4) Masters of Comic Book Art. 1978.
A total schlock-fest of a book, but I love it for its dated version of who was a “master”. Robert Crumb AND Richard Corben AND Philippe Druillet. Oh, and Barry Smith for good measure. Seems idiosyncratic and personal to me and offers a nice period piece vision of a guy like Druillet who otherwise seems lost to North American comics. Side note: As I was getting ready to post this I noticed Warren Ellis’ post on Druillet and French SF comics. Such an intriguing topic and nice to see someone out there interested in it.
5) Les Chefs-D’Oevre de la Bande Dessinee. 1970.
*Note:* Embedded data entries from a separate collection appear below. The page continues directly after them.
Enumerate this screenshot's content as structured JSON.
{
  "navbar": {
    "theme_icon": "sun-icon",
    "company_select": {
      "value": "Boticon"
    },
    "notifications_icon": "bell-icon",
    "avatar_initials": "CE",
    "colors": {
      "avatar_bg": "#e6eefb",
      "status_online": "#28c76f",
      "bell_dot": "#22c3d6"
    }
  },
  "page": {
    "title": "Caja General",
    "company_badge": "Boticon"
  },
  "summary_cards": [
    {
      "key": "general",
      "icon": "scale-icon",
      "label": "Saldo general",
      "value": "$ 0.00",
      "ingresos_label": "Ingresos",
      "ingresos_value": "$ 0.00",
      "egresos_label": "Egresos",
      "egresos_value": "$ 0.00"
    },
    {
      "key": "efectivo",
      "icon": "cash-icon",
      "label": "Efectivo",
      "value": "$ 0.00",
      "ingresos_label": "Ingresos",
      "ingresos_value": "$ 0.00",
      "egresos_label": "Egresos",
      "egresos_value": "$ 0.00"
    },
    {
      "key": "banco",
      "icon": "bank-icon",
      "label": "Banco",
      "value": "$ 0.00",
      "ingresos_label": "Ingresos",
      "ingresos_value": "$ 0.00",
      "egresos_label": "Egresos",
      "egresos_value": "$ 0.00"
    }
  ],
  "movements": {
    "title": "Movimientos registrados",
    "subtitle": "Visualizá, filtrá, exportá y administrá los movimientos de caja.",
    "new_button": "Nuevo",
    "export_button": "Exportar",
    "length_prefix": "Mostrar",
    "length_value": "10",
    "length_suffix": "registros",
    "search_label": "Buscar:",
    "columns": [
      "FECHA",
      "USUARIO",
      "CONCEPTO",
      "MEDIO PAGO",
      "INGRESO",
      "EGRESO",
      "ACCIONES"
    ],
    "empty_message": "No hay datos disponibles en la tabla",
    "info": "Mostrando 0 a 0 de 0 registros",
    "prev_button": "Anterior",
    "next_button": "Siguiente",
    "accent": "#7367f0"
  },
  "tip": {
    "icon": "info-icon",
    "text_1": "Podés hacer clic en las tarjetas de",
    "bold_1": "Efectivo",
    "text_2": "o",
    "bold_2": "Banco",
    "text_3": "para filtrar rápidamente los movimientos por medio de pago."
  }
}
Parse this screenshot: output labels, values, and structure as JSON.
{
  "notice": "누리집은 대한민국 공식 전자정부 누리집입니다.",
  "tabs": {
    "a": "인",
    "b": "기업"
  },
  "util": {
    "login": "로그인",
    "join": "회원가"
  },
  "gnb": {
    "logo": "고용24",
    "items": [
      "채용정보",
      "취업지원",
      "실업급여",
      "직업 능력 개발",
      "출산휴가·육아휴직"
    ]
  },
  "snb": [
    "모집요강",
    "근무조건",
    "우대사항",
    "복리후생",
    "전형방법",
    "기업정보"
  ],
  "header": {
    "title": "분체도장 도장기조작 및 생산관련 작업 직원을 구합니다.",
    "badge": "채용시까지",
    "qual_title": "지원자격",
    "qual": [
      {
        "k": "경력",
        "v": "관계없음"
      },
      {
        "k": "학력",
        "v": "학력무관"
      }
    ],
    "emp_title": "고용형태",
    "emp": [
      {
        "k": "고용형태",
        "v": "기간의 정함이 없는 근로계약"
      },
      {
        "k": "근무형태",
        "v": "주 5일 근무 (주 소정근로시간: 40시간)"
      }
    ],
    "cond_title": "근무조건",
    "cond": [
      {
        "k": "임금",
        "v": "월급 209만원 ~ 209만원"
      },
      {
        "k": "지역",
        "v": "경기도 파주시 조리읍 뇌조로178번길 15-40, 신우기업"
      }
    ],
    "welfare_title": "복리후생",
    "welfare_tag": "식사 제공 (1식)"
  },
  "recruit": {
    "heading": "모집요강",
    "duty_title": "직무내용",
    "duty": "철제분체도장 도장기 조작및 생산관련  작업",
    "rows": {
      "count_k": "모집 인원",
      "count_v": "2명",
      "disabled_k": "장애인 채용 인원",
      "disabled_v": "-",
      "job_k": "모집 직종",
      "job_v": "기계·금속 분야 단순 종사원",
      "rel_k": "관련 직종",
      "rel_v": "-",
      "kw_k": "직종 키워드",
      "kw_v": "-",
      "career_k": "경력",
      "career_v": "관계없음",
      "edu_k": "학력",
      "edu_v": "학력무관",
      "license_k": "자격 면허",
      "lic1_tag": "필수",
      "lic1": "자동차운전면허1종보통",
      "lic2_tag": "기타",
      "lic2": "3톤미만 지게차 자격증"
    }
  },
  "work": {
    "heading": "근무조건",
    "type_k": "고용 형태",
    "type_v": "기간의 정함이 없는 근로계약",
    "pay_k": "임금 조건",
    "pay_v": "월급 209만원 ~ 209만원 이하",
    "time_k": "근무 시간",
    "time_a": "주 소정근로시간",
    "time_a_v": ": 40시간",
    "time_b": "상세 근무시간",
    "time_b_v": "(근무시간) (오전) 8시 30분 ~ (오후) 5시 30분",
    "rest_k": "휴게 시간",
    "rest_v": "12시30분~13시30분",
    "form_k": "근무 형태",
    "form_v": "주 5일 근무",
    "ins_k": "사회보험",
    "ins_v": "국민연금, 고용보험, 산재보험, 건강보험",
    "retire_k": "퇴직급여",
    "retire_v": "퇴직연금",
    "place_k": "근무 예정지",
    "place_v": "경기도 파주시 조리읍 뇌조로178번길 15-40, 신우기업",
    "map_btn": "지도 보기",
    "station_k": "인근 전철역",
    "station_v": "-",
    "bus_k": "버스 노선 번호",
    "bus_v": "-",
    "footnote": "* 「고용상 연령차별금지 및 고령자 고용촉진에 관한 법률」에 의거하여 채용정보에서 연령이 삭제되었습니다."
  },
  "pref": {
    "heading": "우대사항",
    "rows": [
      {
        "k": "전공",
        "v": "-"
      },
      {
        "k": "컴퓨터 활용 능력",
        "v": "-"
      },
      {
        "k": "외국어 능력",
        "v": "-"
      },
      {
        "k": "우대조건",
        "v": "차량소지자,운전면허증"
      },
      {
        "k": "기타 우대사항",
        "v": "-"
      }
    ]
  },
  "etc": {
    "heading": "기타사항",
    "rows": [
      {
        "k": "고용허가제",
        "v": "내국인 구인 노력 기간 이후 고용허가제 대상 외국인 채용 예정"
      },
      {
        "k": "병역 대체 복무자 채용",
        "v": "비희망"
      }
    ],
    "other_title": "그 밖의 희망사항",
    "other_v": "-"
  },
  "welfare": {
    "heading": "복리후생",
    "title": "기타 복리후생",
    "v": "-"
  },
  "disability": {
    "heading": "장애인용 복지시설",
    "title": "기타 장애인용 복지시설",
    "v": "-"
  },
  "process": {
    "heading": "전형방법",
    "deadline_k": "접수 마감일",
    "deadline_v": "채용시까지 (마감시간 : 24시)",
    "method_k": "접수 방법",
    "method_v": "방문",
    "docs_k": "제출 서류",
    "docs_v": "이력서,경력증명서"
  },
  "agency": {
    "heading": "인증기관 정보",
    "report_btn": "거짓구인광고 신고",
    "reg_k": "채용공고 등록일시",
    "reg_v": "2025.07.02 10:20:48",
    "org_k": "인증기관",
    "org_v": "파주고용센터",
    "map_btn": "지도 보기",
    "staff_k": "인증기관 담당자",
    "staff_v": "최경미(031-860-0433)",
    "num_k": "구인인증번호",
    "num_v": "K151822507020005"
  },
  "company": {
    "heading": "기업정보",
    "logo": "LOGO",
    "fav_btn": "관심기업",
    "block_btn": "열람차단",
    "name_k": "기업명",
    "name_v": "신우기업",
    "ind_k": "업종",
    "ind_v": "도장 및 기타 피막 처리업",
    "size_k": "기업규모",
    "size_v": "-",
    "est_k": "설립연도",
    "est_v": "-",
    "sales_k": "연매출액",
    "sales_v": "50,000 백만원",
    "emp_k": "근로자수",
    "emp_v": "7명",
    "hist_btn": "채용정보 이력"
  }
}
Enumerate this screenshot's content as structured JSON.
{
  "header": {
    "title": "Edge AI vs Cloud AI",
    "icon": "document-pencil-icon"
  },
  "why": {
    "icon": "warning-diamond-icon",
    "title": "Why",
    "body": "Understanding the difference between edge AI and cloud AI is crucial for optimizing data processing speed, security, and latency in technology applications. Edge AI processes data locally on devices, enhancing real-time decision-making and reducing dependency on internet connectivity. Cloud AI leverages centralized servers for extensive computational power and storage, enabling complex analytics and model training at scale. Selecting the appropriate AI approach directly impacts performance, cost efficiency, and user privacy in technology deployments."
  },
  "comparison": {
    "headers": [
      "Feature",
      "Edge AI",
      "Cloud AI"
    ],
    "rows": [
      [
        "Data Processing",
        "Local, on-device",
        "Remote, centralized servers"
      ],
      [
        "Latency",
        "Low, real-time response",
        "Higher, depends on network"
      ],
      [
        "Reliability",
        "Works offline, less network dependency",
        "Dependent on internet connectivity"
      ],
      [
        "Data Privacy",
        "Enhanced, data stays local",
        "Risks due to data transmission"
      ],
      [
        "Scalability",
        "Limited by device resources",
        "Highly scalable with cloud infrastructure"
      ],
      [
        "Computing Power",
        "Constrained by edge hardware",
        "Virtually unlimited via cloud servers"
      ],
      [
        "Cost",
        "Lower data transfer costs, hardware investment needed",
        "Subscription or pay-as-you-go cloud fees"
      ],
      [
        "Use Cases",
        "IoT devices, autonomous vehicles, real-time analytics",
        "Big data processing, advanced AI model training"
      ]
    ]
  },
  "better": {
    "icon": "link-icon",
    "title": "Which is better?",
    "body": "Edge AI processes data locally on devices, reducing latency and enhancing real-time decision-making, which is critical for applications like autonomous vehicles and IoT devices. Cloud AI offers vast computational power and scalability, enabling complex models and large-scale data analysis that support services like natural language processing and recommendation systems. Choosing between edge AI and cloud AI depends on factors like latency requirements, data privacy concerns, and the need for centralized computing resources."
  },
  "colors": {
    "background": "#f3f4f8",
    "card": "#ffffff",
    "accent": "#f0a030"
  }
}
A nearly 500 page brick of a book that anthologizes everyone from McCay to Angelo Torres to Franquin to Will Gould to Guy Pellaert to Don Martin to Moebius to Tenebrax and even back to Caran d’Ache. A heroic attempt to connect all the Anglo-European dots circa 1970. Awesome and inspiring.
6) Men of Tomorrow. 2004.
The best damn prose book yet written about comics. Compelling and fearless in Gerard Jones‘ willingness to tell the truth about the industry. I love his combination of culture and commerce and found it quite moving at times. Jones understands and can explain where, for example, Siegel and Shuster came from, culturally, and where they went artistically, and how, precisely, they were mistreated and, more tragically, how they sabatoged themselves, too. Tangentially: I’m amazed at how few people within comics seem to have read this book. It more or less exposes the true roots of “nerd culture” and the sad exploitation behind it all. Easier to look away, I suppose.
7) The Encyclopedia of American Comics. 1990.
Ron Goulart‘s masterpiece (and another man deserving of a monument). An indispensable guide to his sensibility and his knowledge. Goulart, like Benson, came along too early to be fully appreciated. This book, with its lengthy entries on the popular and obscure, covers a tremendous amount of comic book and comic strip ground, and seems to represent a gathering of facts from all over Goulart’s voluminous publishing career. It is sadly out of print, so someone re-issue this tome! It’s brilliant.